Illinois has proposed a new law for establishing a taxable presence (nexus) when remote retailers attend a trade-show in Illinois.
This rule adds a new section to the Use Tax regulations providing that the presence of an out-of-State retailer or its representative in Illinois for the purpose of engaging in trade show activities establishes nexus for the retailer and requires collection of Use Tax on all sales into Illinois.
The rule, however, creates a "safe harbor" for retailers at trade shows. Provided that a retailer meets 3 conditions, the retailer's presence at a trade show will not trigger collection of Use Tax on sales into Illinois. The 3 conditions are:
- that the retailer attends no more than 2 trade shows per calendar year;
- is physically present at those 2 trade shows for an aggregate total of no more than 8 days during any calendar year; and
- combined gross receipts from sales made at the 2 trade shows during any single calendar year do not exceed $10,000.
The rule describes the types of activities that count toward the 8-day physical presence limitation; sets out how a "day" is calculated; and provides additional information to assist retailers in determining whether their activities fall within the safe harbor created by the rule.
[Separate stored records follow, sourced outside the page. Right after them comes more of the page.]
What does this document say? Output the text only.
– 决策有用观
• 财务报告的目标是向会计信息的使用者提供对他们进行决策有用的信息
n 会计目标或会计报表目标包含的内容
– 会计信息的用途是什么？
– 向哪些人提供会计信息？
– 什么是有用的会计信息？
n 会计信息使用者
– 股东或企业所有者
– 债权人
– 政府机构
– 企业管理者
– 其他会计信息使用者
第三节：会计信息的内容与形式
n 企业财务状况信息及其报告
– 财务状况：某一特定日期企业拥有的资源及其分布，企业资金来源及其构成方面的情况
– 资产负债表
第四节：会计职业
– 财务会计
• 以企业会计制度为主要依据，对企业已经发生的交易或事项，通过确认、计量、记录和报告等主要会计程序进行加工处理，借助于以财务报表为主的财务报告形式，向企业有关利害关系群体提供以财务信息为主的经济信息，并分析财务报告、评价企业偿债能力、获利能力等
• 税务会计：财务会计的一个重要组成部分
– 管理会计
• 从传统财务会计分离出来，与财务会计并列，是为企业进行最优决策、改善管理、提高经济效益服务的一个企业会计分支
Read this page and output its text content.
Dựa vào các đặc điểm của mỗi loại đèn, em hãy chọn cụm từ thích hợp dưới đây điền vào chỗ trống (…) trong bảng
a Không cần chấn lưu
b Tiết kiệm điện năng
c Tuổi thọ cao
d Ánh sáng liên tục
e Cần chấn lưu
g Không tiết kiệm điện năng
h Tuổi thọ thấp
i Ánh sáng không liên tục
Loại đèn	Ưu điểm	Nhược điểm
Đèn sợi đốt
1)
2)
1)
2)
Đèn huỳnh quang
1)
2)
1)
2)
The rule specifies that any sales made in Illinois during the trade show are subject to Retailers' Occupation Tax Act and applicable local taxes.
The rule defines "trade show activities," and provides examples of trade shows that are included within or excluded from the scope of the regulation.
Everybody loves a 'safe harbor' rule because it provides certainty. The problem with a 'safe harbor' rule is that they seem unconstitutional or at the very least, arbitrary. For example, why are 2 trade shows okay, but not 3? Why are 8 days okay, but not 9? Why are $10,000 in sales okay, but not $11,000?
Not a fan.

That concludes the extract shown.